Tikkana Somayaji | |
---|---|
Born | 1205 Nellore |
Died | 1288 Nellore |
Pen name | Tikkana(Thikka Sharma) |
Occupation | poet |
Nationality | Indian |
Ethnicity | Sanathana Dharma |
Citizenship | India |
Genre | Poet |
Notable works | Andhra mahabharatam |
Tikkana (or Tikkana Somayaji) (1205–1288) was born into a Shaivite family during the Golden Age of the Kakatiya dynasty. He was the second poet of the "Trinity of Poets (Kavi Trayam)" that translated Mahabharatamu into Telugu over a period of centuries. He is the first well known poet in the world. Nannaya Bhattaraka was the first, though he translated only two and a half chapters. Tikkana translated the final 15 chapters, but did not undertake translating the half-finished Aranya Parvamu. The Telugu people remained without this last translation for more than a century, until it was translated by Errana.
Tikkana is also called Tikkana Somayaji, as he has completed the Somayaga.
Tikkana was born in Nellore during the Shiva Kavi period (see Shivakavi Trayamu, the Trinity of Shaivite Poets), when the new religions Shaivism and Vaishnavism were spreading in Andhra, resulting in conflict between these two groups as well as between the two established religious groups, Buddhism and Jainism. At this juncture, Tikkana attempted to bring peace between the warring Shivaites and Vaishnavites.

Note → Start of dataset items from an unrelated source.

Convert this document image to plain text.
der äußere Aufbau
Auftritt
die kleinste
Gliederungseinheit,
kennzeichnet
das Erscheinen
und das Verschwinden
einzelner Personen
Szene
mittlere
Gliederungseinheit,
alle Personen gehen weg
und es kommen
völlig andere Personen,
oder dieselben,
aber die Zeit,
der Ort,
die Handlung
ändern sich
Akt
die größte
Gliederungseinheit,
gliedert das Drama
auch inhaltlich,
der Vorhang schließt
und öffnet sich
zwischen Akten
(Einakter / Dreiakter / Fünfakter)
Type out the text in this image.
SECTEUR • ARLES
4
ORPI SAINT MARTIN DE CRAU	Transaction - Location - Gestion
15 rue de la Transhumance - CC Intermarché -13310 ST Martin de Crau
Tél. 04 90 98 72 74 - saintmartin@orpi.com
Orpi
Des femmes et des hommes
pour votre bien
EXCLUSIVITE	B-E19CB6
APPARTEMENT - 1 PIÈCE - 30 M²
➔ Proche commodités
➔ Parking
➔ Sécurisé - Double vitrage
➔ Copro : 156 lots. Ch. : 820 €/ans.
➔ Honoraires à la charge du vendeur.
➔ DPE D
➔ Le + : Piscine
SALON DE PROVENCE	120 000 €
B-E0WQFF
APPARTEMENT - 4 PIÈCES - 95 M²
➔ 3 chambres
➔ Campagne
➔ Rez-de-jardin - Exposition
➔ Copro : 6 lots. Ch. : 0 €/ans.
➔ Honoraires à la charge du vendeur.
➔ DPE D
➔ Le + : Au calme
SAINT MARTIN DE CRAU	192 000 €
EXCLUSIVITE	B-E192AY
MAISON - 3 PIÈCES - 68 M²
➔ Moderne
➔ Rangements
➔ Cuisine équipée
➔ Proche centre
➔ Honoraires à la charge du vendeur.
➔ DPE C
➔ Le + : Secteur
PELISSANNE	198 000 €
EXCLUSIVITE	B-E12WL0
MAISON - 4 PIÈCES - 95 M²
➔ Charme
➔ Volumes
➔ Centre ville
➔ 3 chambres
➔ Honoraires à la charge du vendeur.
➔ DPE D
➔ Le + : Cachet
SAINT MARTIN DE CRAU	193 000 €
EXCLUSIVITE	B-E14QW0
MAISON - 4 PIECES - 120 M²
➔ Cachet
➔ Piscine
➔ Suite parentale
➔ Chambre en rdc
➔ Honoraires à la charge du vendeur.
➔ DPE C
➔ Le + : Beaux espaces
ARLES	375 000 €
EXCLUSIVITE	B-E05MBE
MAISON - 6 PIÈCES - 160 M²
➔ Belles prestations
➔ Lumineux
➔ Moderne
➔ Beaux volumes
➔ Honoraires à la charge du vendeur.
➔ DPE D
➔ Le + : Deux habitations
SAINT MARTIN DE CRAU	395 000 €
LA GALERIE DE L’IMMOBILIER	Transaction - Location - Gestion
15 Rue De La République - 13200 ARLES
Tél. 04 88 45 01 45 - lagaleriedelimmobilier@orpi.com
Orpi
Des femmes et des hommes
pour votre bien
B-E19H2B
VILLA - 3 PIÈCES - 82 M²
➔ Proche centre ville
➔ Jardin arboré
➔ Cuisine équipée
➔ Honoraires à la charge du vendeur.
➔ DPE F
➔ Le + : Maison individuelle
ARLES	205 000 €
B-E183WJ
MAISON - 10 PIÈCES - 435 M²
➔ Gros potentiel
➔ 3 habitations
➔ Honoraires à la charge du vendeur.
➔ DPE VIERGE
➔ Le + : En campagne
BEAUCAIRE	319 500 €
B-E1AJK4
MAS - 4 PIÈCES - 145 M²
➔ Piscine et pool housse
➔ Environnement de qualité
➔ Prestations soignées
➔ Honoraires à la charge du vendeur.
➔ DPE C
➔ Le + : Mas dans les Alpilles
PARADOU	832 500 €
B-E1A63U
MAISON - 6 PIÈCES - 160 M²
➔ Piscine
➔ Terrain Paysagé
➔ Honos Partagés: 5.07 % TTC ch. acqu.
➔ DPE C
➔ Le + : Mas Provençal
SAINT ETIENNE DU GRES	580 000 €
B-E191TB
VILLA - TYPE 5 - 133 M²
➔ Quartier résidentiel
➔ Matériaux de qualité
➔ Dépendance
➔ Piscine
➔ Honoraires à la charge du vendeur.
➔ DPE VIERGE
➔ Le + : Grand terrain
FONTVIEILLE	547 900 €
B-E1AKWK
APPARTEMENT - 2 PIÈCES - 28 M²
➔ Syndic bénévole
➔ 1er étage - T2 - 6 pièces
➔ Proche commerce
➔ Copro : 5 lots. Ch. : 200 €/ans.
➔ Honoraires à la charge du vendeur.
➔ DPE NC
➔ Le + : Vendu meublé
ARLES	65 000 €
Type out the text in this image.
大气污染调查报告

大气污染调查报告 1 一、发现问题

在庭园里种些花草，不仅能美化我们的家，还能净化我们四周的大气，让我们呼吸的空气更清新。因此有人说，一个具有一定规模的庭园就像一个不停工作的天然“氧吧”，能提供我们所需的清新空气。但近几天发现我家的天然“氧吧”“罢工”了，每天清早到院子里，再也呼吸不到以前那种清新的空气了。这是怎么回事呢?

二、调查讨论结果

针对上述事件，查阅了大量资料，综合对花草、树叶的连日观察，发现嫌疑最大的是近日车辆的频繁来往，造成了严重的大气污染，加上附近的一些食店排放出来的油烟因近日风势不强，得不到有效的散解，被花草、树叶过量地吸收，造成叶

Although most of the Northern India came under Muslim rule, the strong Kakatiya, Chalukya and Chola empires in the South prevented the Muslim onslaught. Emperor Ganapatideva (1199–1261) of Kakatiya dynasty brought all the Telugu kingdoms under his rule for the first time. Consequently, the clashes between smaller kingdoms came under control making way for the prosperity and development of art and literature.